ガラスのなくなった窓枠から、床に誰かが倒れているのが見えた。

「大丈夫ですか!?」

咄嗟に扉を開け、荒れ果てた机の山をかき分け、少女の元へ駆け寄る。
ぐったりと力の抜けた体を何度か揺すっても反応はない。
きつく歯を食いしばった。そのまま叶夜を追おうとして、ふと、髪でかくれていた少女の顔が目に入った。
次の瞬間、由香は再び少女の遺体の横に跪いていた。

「依織……ちゃん」

流れ落ちた涙を必死に拭いながら、由香の心にはこれ以上ないという程、叶夜への怒りが蓄積されていた。
再びポケットの上から拳銃を握りしめ、由香は荒くなった鼓動を落ち着かせようとした。

「ごめんなさい……っ。ごめん、ごめんね……っ」

どうして彼女が死ななければならない。由香だけが狙いなら、依織は関係ない筈だ。
もしも、今回の騒動の全てが由香の怒りを駆り立て、絶望させる為に叶夜が仕組んだものなのだとすれば、由香は到底叶夜を許せそうになかった。だが、正直なところまだ実感が湧かないのだ。心のどこかで、兄の仕業ではないと信じたがっている自分がいるのも、また事実だった。

ふと、依織の手のひらに一枚の紙が握られていることに気付いた。
叶夜の部屋に置かれていたものと同じそれに、鼓動はますます早鐘を打つ。

「家庭科室」とだけ書かれたそれは、由香を「早く来い、でなければまた犠牲者が増えるぞ」と脅しているように思えた。

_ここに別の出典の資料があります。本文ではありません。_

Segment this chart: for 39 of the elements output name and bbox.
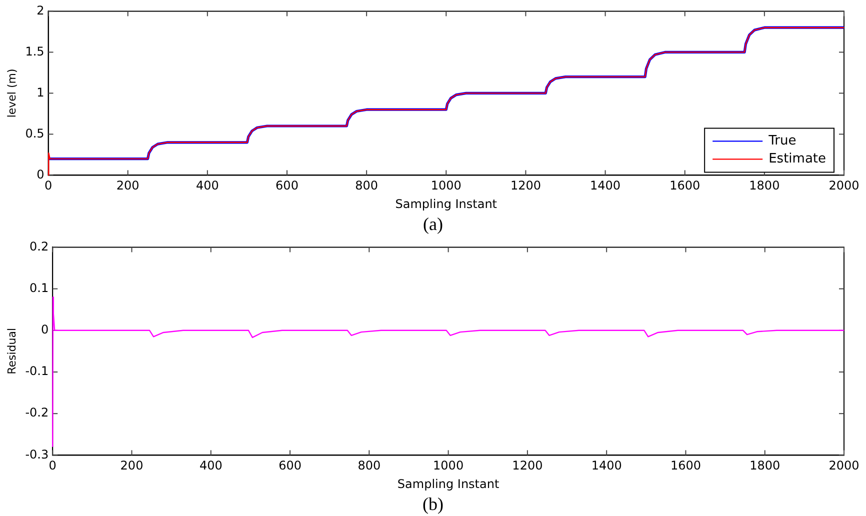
x-tick-label: 800 — [355, 178, 378, 193]
y-tick-label: 0.5 — [25, 126, 44, 140]
x-tick-label: 1200 — [510, 178, 541, 193]
x-tick-label: 600 — [278, 458, 302, 473]
legend-label: Estimate — [768, 152, 826, 167]
x-tick-label: 1400 — [590, 178, 621, 193]
text: (b) — [422, 493, 444, 516]
x-tick-label: 1600 — [670, 458, 701, 473]
y-axis-title: level (m) — [5, 68, 18, 118]
y-tick-label: 0.1 — [30, 280, 49, 295]
x-tick-label: 600 — [276, 178, 298, 193]
y-tick-label: 0 — [40, 322, 49, 337]
x-tick-label: 2000 — [828, 178, 860, 193]
x-tick-label: 2000 — [828, 458, 860, 473]
legend-label: True — [768, 134, 796, 149]
x-tick-label: 1000 — [433, 458, 464, 473]
x-tick-label: 400 — [199, 458, 222, 473]
text: (a) — [422, 213, 444, 236]
y-tick-label: -0.1 — [25, 364, 49, 378]
x-tick-label: 1000 — [430, 178, 462, 193]
y-tick-label: 1 — [36, 85, 44, 100]
y-axis-title: Residual — [5, 328, 18, 374]
x-tick-label: 1400 — [591, 458, 622, 473]
x-tick-label: 1600 — [670, 178, 700, 193]
y-tick-label: -0.2 — [25, 406, 49, 420]
x-tick-label: 800 — [358, 458, 381, 473]
y-tick-label: 0.2 — [30, 239, 49, 254]
x-tick-label: 200 — [116, 178, 140, 193]
x-tick-label: 1200 — [512, 458, 543, 473]
x-axis-title: Sampling Instant — [395, 196, 498, 211]
x-tick-label: 1800 — [749, 178, 780, 193]
y-tick-label: 0 — [36, 167, 44, 182]
x-tick-label: 200 — [120, 458, 144, 473]
x-tick-label: 1800 — [750, 458, 780, 473]
x-tick-label: 400 — [196, 178, 219, 193]
y-tick-label: 2 — [36, 3, 44, 18]
y-tick-label: 1.5 — [25, 44, 44, 58]
x-axis-title: Sampling Instant — [397, 476, 500, 491]
y-tick-label: -0.3 — [25, 447, 49, 462]
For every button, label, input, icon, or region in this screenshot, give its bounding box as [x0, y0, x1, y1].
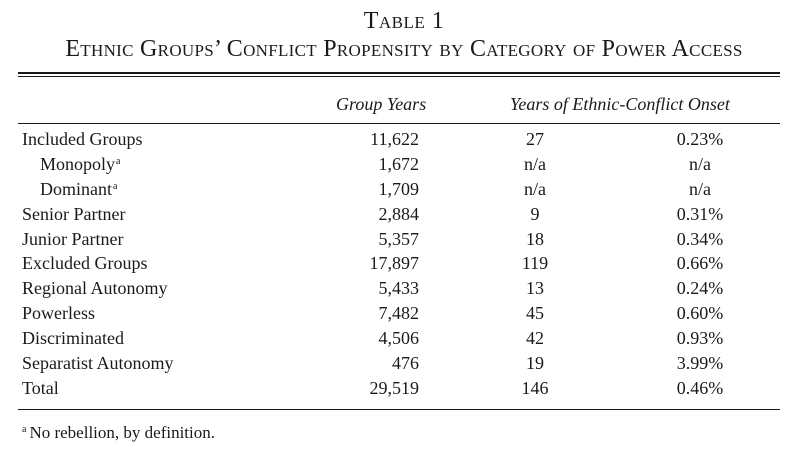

微かに開いていた依織の瞼をそっと閉ざしてやり、由香は数秒黙祷を捧げた。
血がにじむほどに口の端を噛み締め立ち上がる。

「家庭科室」と書かれた紙がしわくちゃになる程きつく握りしめ、由香はゆっくりと歩みを進めた。
叶夜は楽しんでいる。由香が訪れるのを。それだけではない、殺しさえも楽しんでいるように思えた。
叶夜にとって、きっとこれはゲームでしかない。もしそうならば、悪趣味さに反吐が出た。
由香の知っている青桐叶夜は死んだ。ならばもう、迷う必要はどこにもない。

階段を上がり三階へと進む。
階段を上って三つ目の教室、そこが家庭科室だ。

階段を上がりきったところで、由香は数度深呼吸を繰り返した。
大丈夫、大丈夫。そう自分にいい聞かせ、足を家庭科室に向けて進める。

拳銃をポケットから取り出し、一度扉の前で立ち止まる。
両手でしっかりと拳銃を構え、由香は足で家庭科室の扉を開けた。

「おかえり、由香」

窓辺に佇む獣は、凶器を向けられて尚美しく微笑んでいた。
赤い瞳を暗闇で輝かせ由香を見つめるその姿が、かつて兄と慕っていた男の姿と恐ろしい程に重なって見えた。